In the distance, over the field and through a large stand of pine trees, I hear gunshots. Muffled by the dense atmosphere and the distance, I can not tell whether they are made by a rifle or shotgun, a Christmas present most likely, being broken in by its proud new owner.
It reminds me of all the Thanksgiving mornings and Christmas afternoons of my childhood in which my father, my uncles, and, later, my brother and cousins, clad in various degrees of camouflage, gathered up in a field to hunt. Their success was never measured by the number of doves or quail they shot, but by the stories they wrote from just being together.
It is the kind of memory that would generally evoke other holiday memories, that would send my mind down a trail lined with images of Icebox Fruitcake being pulled from the back of Grannie’s refrigerator, of an Etienne Aigner pocketbook being pulled from under the Christmas tree, of a sticky cedar tree being pulled across a field by my four-year-old nephew.
Generally. But not today.
Today there is the matter of the Christmas tree. Four days before Christmas the top section of lights on my Christmas tree blinked once and died. Two days later the middle section bid farewell, leaving only the lower third illuminated. Every time I walked through the living room, the crippled state of my tree caught my attention, reminding me that as Steve Walsh and Kansas pointed out in the late 70s, nothing lasts forever but the earth and sky. Before I left the house I was looking online at post-holiday sales on Christmas trees because, of course, I have to resolve the issue a full 365 days in advance.

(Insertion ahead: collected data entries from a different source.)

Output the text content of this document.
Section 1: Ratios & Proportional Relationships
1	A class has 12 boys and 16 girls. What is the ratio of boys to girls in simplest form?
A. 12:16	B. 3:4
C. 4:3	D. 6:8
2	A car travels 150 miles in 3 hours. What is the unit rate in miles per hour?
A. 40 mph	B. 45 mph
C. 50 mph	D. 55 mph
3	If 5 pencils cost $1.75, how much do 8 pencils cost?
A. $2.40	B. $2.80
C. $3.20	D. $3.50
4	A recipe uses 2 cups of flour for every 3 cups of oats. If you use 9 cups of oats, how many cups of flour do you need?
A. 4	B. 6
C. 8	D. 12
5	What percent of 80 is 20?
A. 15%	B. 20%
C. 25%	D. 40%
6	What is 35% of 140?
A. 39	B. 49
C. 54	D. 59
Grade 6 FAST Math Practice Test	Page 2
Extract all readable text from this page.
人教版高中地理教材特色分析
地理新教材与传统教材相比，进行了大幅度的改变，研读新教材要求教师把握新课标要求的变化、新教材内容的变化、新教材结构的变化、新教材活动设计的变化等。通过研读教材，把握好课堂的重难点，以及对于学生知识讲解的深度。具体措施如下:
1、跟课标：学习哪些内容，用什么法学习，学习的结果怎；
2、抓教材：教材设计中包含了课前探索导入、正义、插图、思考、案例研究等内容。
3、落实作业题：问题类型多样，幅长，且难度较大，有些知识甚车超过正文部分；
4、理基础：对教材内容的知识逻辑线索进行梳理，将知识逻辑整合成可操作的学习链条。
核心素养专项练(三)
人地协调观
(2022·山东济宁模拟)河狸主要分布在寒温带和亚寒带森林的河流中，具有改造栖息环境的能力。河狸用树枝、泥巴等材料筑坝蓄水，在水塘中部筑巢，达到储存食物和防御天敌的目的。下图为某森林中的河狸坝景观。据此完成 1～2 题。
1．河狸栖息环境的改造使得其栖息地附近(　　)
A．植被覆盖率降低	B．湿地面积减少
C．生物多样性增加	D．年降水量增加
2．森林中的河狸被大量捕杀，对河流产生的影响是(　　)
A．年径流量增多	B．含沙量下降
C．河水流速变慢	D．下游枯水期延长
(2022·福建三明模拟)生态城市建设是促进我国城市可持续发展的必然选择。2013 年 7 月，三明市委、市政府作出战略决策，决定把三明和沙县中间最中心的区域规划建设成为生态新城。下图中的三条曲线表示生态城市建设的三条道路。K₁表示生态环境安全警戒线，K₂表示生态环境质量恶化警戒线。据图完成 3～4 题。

It occurs to me that while Mary and Elizabeth get all the attention this time of year, Martha (she of the “distracted by many things” fame) is probably more familiar to the women I know. Trying to feed the big crowd that is due to arrive at any moment, provoked at a sister who doesn’t do nearly enough to help, the work of the holiday has (she thinks) fallen all on her and, to make matters worse, somebody (that would be the Son of God) is saying things like, “Sit down, Martha. Let’s visit.”
Back at home, the first thing I see as I walk in is the tree. I pause. I take a breath. The truth is that no one else noticed its failure. Not the technician who came to fix the gas logs. Not the family that came to celebrate the season. Not even the children who camped under its false branches awaiting the distribution of gifts.
For all that I have noticed this Christmas – the distant look in my father’s eyes as he watches his great-grandchildren open gifts, the chrismons fluttering among the branches of the evergreens in the church chancel, Christmas cards growing into a soft mound on the silver tray – I am learning that perhaps there is also value in not noticing. I don’t have to see or hear or even feel everything. I can choose what is worth acknowledging and ignore the rest. What kind of Christmas gift is that?